If you heard that there was a new method for treating drug addictions of all types — from cocaine to heroin to alcohol and painkillers — you’d be right to be skeptical. If you also heard that this new treatment was a hallucinogenic plant that’s illegal in the United States, then you’d again have every right to be skeptical.
And yet… All of that might be true. Ibogaine is a psychoactive substance found in plants that has been used medicinally and religiously in African cultures for centuries. Supposedly, addicts who take ibogaine can be cured of cravings and withdrawal symptoms with just one trip.
While some American researchers are interested in studying the drug, it hasn’t been approved for use or trials within the U.S. However, there are ibogaine treatment centers in Mexico and the Caribbean that cater to U.S. patients and staff U.S. neurosurgeons trying to understand how the drug works — while helping addicts in the process.
Still sound too good to be true?
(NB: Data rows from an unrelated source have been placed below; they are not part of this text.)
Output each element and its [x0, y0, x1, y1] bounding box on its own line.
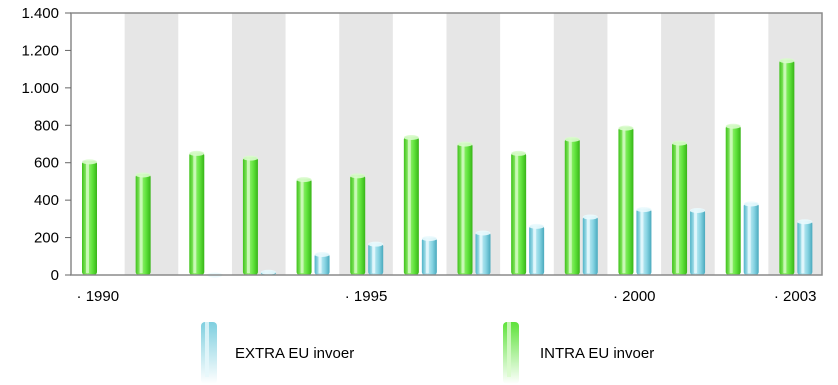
extra-bar: [690, 208, 706, 275]
cyan-bar-icon-highlight: [205, 322, 209, 377]
legend-label-extra: EXTRA EU invoer: [235, 345, 354, 362]
intra-bar: [511, 150, 527, 275]
extra-bar: [421, 236, 437, 275]
grid-band: [124, 13, 179, 275]
extra-bar: [582, 214, 598, 275]
y-tick-label: 1.200: [21, 42, 59, 59]
extra-bar: [260, 269, 276, 275]
grid-band: [553, 13, 608, 275]
x-axis: · 1990 · 1995 · 2000 · 2003: [77, 288, 817, 305]
y-axis: 0 200 400 600 800 1.000 1.200 1.400: [21, 5, 71, 284]
grid-band: [339, 13, 393, 275]
extra-bar: [636, 207, 652, 275]
intra-bar: [350, 173, 366, 275]
extra-bar: [797, 219, 813, 275]
extra-bar: [368, 241, 384, 275]
extra-bar: [314, 251, 330, 275]
intra-bar: [403, 135, 419, 275]
green-bar-icon-highlight: [507, 322, 511, 377]
intra-bar: [725, 123, 741, 276]
legend-item-extra: EXTRA EU invoer: [201, 322, 354, 384]
intra-bar: [189, 150, 205, 275]
intra-bar: [672, 140, 688, 275]
x-tick-label: · 1995: [345, 288, 388, 305]
grid-bands: [124, 13, 822, 275]
y-tick-label: 800: [34, 117, 59, 134]
legend: EXTRA EU invoer INTRA EU invoer: [201, 322, 654, 384]
intra-bar: [82, 159, 97, 275]
extra-bar: [529, 223, 545, 275]
intra-bar: [135, 172, 151, 275]
y-tick-label: 1.000: [21, 80, 59, 97]
intra-bar: [618, 125, 634, 276]
x-tick-label: · 2000: [613, 288, 656, 305]
plot-frame: [70, 12, 823, 276]
bars: [82, 58, 813, 278]
y-tick-label: 200: [34, 230, 59, 247]
intra-bar: [242, 155, 258, 275]
intra-bar: [564, 136, 580, 275]
intra-bar: [779, 58, 795, 276]
x-tick-label: · 2003: [774, 288, 817, 305]
grid-band: [231, 13, 286, 275]
y-tick-label: 400: [34, 192, 59, 209]
grid-band: [768, 13, 822, 275]
y-tick-label: 600: [34, 155, 59, 172]
y-tick-label: 0: [51, 267, 59, 284]
intra-bar: [296, 177, 312, 275]
intra-bar: [457, 141, 473, 275]
x-tick-label: · 1990: [77, 288, 120, 305]
extra-bar: [743, 201, 759, 275]
legend-item-intra: INTRA EU invoer: [503, 322, 654, 384]
legend-label-intra: INTRA EU invoer: [540, 345, 654, 362]
extra-bar: [475, 230, 491, 275]
y-tick-label: 1.400: [21, 5, 59, 22]
grid-band: [661, 13, 715, 275]
grid-band: [446, 13, 501, 275]
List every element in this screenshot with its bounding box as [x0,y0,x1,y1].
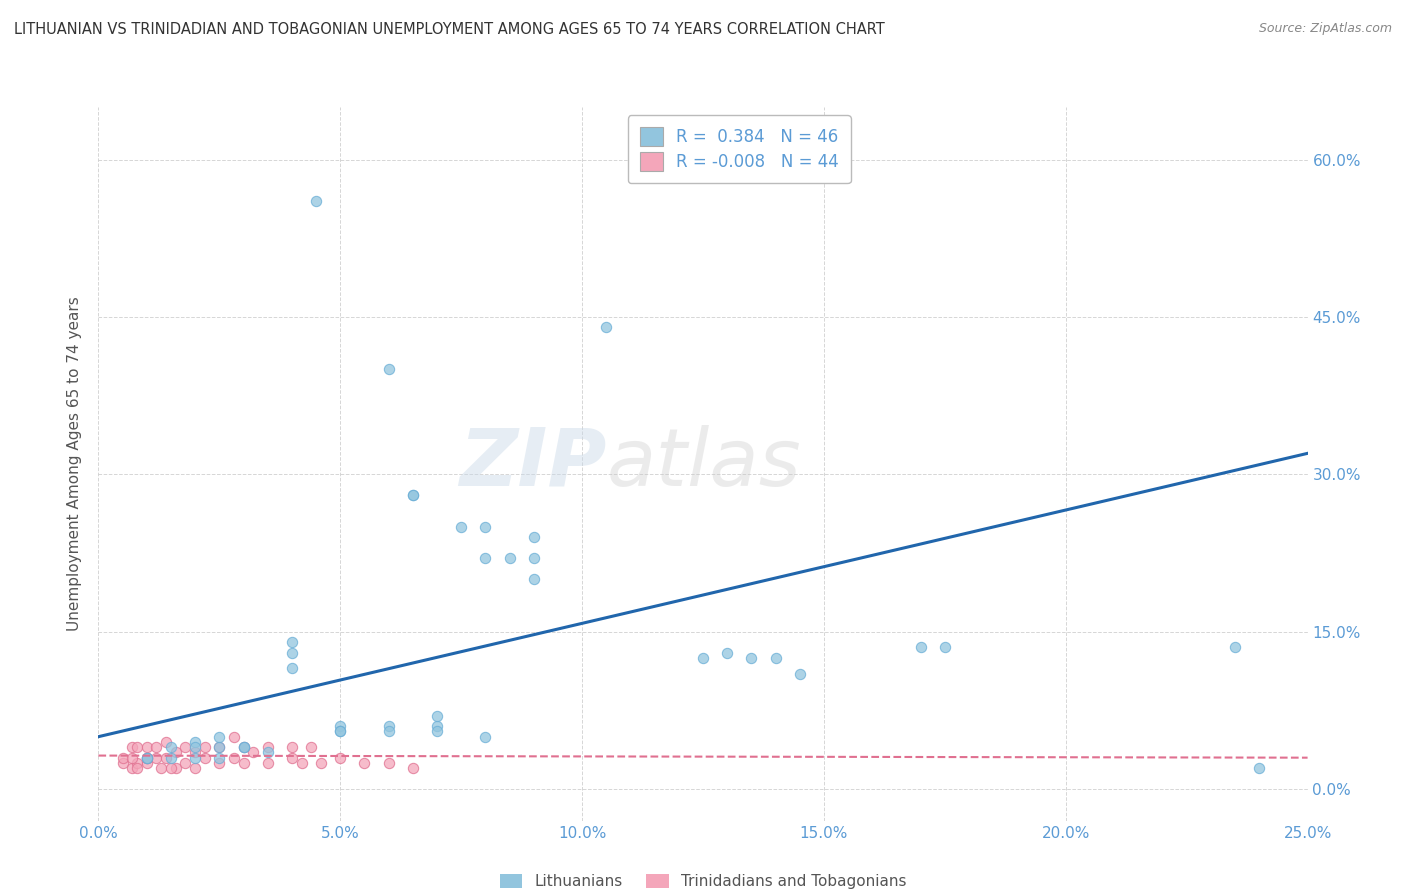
Point [474,730,496,744]
Point [184,761,207,775]
Point [184,740,207,755]
Text: ZIP: ZIP [458,425,606,503]
Point [934,640,956,655]
Point [184,750,207,764]
Point [111,750,134,764]
Point [329,719,352,733]
Text: LITHUANIAN VS TRINIDADIAN AND TOBAGONIAN UNEMPLOYMENT AMONG AGES 65 TO 74 YEARS : LITHUANIAN VS TRINIDADIAN AND TOBAGONIAN… [14,22,884,37]
Point [402,761,425,775]
Legend: Lithuanians, Trinidadians and Tobagonians: Lithuanians, Trinidadians and Tobagonian… [494,868,912,892]
Point [426,719,449,733]
Point [256,740,278,755]
Point [208,730,231,744]
Point [160,740,183,755]
Point [426,708,449,723]
Point [474,551,496,566]
Point [426,724,449,739]
Point [232,740,254,755]
Point [523,572,546,586]
Text: atlas: atlas [606,425,801,503]
Point [111,756,134,770]
Point [135,750,157,764]
Point [145,740,167,755]
Point [309,756,332,770]
Point [135,740,157,755]
Point [299,740,322,755]
Point [208,756,231,770]
Point [377,724,399,739]
Point [281,740,304,755]
Point [155,735,177,749]
Point [121,750,143,764]
Point [194,750,217,764]
Point [135,750,157,764]
Point [281,750,304,764]
Point [155,750,177,764]
Point [184,746,207,760]
Point [165,761,187,775]
Point [184,735,207,749]
Point [523,551,546,566]
Point [121,740,143,755]
Point [194,740,217,755]
Point [174,740,197,755]
Point [208,750,231,764]
Point [1249,761,1271,775]
Point [208,740,231,755]
Point [377,756,399,770]
Point [160,761,183,775]
Point [165,746,187,760]
Point [740,651,762,665]
Point [716,646,738,660]
Point [377,719,399,733]
Point [329,724,352,739]
Point [377,362,399,376]
Point [692,651,714,665]
Point [232,740,254,755]
Point [1223,640,1246,655]
Point [281,646,304,660]
Point [256,756,278,770]
Point [402,488,425,502]
Point [135,750,157,764]
Point [150,761,173,775]
Point [135,750,157,764]
Point [523,530,546,544]
Point [222,750,245,764]
Point [127,740,149,755]
Point [145,750,167,764]
Point [242,746,264,760]
Point [281,661,304,675]
Point [329,724,352,739]
Y-axis label: Unemployment Among Ages 65 to 74 years: Unemployment Among Ages 65 to 74 years [67,296,83,632]
Point [402,488,425,502]
Point [222,730,245,744]
Point [305,194,328,209]
Point [121,761,143,775]
Point [353,756,375,770]
Point [160,750,183,764]
Point [232,740,254,755]
Point [208,740,231,755]
Point [910,640,932,655]
Point [127,756,149,770]
Text: Source: ZipAtlas.com: Source: ZipAtlas.com [1258,22,1392,36]
Point [256,746,278,760]
Point [498,551,520,566]
Point [127,761,149,775]
Point [135,756,157,770]
Point [290,756,312,770]
Point [232,756,254,770]
Point [329,750,352,764]
Point [789,666,811,681]
Point [281,635,304,649]
Point [595,320,617,334]
Point [474,520,496,534]
Point [450,520,472,534]
Point [765,651,787,665]
Point [174,756,197,770]
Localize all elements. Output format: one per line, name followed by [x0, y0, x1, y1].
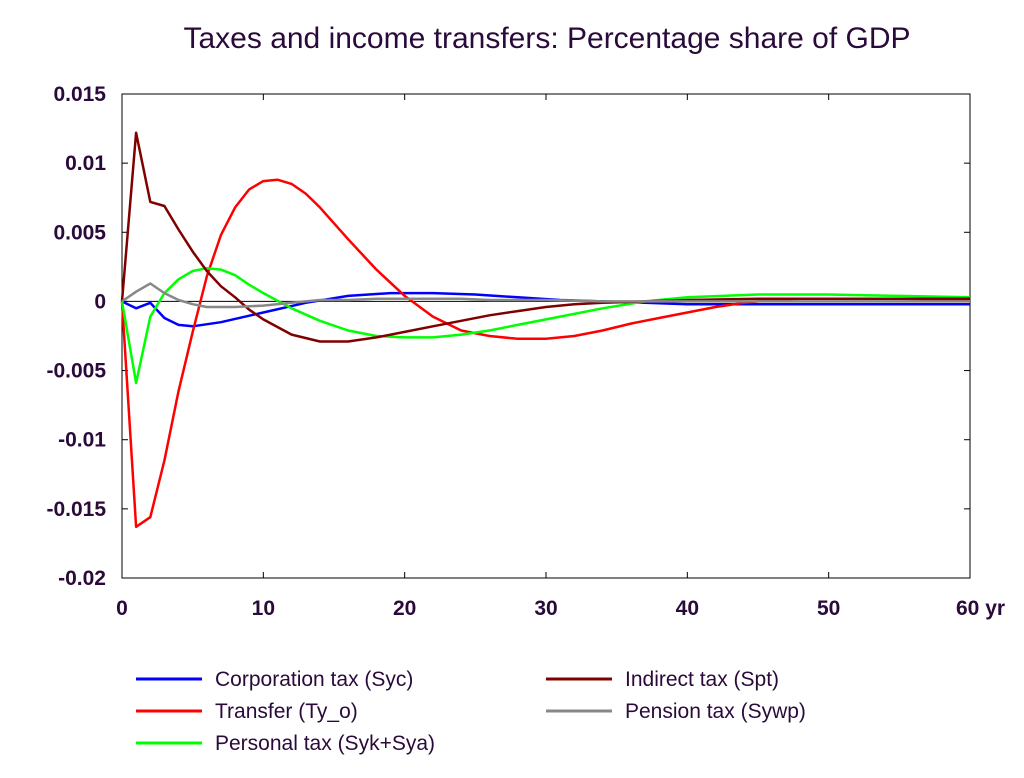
y-tick-label: -0.02: [58, 567, 106, 590]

Here’s the full scoop.
Who?
Ibogaine is currently being studied and used as a method for opiate addiction, alcohol addiction, cocaine addiction, adderall addiction, oxycontin addiction, and more. It’s estimated that over 20 million adults in the U.S. over age 12 have some kind of drug addiction, not including tobacco.
Its uses and properties as a drug treatment were reportedly first noticed by a heroin addict seeking to simply get high from ibogaine. When he came down, he found himself utterly uninterested in heroin anymore. He gave it to several of his friends who were also addicts, and they had similar reactions.
How?
It seems impossible that one drug could alleviate the cravings or symptoms of so many different kinds of other addictive drugs, since they all work on different parts of the brain. But the speculation is that ibogaine therapy actually re-sets the process of psychological addiction itself. The effects of the drug linger in the brain for months, during which time addicts can move towards full recovery and stay off their other drugs of choice. Ibogaine has so far been up to 98% effective in relieving withdrawal and craving symptoms of alcohol and opioids.
So why aren’t ibogaine treatment centers more well known and popular? They’re still highly experimental — and expensive. Because the government hasn’t gotten behind funding for the drug yet, and because pharmaceutical companies are unlikely to back a drug they can’t patent or sell en masse, development is slow-going.
Still, the potential of ibogaine and ibogaine treatment centers may hail a new, safe, and healthy future for addiction treatment not too far down the road.